LONDON -(Dow Jones)- Compass Group PLC (CPG.LN), a food and support services company, said Tuesday it is performing well in the fourth quarter, with margin growth of around 70 basis points expected in the fourth quarter and 60 basis points in the full year.
MAIN FACTS:
-Continuing management of the flexible cost base and accelerating cost efficiencies have more than offset a modest decline in revenue.
-Expects a favourable impact of GBP120 million on operating profit from the movement of its key currencies compared with last year – translating the profits of last year to this year’s actual exchange rates.
-On a constant currency basis, underlying earnings per share are expected to grow by around 14%.
-Cash flow conversion remains strong.
-Constant currency revenue growth, including acquisitions, expected to be around 1% for the full year and organic revenue growth, which is the combination of net new business and like for like revenue growth, is expected to be broadly flat.

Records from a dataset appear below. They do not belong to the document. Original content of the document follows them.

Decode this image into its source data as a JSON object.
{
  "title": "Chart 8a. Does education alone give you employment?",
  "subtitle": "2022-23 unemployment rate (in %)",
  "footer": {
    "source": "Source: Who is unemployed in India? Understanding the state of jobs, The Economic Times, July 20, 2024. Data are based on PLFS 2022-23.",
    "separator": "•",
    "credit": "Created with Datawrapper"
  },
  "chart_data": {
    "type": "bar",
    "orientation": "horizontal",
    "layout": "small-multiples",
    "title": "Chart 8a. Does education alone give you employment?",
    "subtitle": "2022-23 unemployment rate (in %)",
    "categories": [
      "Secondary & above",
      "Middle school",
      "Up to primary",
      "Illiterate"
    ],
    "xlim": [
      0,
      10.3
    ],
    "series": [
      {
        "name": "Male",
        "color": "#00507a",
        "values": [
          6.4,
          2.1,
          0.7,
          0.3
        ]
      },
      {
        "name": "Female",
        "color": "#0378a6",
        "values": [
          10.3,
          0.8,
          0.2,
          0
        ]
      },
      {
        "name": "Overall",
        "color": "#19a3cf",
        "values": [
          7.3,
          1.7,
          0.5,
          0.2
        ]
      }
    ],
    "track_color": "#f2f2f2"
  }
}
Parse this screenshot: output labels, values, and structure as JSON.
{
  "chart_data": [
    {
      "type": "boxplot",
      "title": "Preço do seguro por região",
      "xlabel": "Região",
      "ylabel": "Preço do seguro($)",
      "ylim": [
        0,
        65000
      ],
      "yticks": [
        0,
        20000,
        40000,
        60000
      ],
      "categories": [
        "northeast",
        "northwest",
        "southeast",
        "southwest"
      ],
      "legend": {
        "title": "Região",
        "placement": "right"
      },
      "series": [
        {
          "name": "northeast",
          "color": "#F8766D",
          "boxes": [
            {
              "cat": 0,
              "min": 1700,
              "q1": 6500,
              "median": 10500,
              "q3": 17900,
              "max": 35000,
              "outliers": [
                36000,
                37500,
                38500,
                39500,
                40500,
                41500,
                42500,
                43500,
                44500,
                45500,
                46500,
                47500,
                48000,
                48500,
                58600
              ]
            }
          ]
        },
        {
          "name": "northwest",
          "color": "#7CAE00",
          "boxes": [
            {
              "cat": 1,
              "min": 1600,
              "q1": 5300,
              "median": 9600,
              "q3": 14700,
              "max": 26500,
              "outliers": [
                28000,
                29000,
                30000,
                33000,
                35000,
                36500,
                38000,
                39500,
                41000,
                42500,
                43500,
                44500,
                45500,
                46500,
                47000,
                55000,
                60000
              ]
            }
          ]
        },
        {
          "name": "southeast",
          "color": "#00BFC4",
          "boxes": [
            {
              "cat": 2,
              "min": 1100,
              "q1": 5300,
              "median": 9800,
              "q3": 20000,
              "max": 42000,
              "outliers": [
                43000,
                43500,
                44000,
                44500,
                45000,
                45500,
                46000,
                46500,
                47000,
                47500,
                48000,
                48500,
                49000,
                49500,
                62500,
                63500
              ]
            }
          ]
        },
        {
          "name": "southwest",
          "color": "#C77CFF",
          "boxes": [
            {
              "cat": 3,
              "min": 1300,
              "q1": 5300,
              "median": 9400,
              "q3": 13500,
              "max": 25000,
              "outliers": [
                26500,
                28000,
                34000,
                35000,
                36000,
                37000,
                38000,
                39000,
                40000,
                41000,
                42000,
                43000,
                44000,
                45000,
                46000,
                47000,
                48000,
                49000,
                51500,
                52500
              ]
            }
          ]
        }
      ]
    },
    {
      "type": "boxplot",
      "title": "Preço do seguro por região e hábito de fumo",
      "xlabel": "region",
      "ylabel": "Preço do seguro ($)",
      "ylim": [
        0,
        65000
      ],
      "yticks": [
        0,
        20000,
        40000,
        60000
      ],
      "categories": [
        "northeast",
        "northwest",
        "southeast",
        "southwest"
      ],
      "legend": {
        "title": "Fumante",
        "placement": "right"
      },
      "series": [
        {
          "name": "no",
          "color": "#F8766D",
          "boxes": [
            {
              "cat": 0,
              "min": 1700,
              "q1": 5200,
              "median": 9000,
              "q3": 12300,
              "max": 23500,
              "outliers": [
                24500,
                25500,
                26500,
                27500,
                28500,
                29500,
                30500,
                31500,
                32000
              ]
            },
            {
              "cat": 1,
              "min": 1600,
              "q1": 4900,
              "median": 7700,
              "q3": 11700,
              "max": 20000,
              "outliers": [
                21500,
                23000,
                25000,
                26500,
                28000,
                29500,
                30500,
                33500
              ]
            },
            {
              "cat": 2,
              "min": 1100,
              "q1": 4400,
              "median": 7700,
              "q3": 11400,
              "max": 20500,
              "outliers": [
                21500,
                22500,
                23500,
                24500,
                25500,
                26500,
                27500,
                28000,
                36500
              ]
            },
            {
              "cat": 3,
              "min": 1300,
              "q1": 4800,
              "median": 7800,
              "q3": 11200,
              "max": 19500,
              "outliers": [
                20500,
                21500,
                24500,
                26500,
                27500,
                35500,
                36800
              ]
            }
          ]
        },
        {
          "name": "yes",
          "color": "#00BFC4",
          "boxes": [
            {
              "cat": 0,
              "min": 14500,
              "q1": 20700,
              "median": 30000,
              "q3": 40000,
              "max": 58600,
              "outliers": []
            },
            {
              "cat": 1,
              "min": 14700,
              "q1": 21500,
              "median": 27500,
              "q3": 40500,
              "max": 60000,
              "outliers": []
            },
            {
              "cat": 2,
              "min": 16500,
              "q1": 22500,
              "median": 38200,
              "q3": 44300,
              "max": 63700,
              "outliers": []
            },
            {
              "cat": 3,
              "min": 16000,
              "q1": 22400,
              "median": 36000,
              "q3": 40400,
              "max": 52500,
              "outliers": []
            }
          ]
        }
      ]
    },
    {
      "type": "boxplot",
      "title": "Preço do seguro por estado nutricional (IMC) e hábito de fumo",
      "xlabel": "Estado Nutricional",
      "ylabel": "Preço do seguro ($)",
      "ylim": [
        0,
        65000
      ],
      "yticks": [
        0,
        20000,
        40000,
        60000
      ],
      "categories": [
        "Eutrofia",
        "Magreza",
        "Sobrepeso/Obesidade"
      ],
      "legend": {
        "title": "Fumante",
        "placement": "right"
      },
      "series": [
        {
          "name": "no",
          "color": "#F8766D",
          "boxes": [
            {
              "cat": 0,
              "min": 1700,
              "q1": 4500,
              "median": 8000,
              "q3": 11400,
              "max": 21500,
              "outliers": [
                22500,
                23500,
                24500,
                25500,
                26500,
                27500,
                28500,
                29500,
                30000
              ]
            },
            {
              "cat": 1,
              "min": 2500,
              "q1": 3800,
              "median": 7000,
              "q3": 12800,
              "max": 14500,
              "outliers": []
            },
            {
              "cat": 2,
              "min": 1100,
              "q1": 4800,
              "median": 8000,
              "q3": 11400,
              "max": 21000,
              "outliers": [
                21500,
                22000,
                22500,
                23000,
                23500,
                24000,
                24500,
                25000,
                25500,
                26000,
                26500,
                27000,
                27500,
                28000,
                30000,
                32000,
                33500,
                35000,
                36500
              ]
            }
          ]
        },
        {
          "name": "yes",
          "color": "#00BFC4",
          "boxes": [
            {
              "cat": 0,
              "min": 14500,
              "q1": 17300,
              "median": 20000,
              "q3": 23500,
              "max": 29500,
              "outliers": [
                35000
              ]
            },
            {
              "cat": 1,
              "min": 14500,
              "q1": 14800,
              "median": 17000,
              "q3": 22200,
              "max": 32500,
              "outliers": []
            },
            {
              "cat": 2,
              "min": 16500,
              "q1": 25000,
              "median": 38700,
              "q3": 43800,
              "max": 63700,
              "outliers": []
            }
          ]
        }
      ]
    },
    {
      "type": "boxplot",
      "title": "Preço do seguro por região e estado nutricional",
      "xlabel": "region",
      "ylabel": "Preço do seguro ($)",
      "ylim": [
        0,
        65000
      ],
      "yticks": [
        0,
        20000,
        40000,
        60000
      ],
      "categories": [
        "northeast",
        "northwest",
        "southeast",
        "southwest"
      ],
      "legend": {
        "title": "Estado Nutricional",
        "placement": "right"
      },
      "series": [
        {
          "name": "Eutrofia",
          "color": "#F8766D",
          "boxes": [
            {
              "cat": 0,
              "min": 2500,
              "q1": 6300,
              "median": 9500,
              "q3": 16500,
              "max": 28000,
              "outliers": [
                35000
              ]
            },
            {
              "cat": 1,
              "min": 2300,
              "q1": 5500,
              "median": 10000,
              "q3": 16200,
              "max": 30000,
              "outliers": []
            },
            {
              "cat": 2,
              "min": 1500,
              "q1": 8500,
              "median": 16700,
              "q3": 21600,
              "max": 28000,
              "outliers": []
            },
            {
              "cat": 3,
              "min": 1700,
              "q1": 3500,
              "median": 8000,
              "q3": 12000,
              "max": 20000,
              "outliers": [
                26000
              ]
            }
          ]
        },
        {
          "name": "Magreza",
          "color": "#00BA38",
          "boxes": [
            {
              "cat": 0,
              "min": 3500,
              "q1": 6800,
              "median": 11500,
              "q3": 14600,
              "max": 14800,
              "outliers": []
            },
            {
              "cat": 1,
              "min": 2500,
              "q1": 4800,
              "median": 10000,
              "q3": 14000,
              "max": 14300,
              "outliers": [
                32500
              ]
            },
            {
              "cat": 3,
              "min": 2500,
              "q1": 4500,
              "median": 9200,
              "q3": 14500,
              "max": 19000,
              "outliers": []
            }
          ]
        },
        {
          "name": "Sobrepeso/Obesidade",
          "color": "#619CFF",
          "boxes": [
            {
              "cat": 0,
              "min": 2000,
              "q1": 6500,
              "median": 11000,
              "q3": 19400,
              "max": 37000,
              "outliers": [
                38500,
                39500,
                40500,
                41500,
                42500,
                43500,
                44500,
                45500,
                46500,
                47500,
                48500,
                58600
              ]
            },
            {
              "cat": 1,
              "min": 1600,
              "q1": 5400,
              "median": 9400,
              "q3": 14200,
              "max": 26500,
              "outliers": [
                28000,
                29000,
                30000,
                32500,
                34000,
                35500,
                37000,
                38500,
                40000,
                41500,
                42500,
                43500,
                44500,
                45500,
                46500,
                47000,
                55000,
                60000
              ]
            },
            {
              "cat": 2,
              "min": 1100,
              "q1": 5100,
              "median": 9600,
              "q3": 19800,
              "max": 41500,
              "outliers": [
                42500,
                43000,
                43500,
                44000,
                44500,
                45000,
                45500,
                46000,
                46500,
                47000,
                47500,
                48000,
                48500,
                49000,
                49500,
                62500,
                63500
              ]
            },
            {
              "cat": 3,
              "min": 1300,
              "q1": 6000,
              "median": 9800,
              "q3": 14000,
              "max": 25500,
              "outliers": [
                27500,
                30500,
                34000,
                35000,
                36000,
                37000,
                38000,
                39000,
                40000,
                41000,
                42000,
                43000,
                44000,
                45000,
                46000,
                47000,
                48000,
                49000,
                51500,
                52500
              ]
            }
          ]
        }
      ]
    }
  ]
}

-Throughout the year the level of new contract wins and underlying retention has remained strong across the business at levels consistent with last year.
-In the more cyclical Business & Industry (B&I) and Sports & Leisure sectors, like for like volumes continue to be impacted by reduced levels of employment and lower levels of client discretionary spend.
-Like for like volumes in the Education, Healthcare and Defence, Offshore and Remote Site (DOR) sectors have remained solid throughout the year.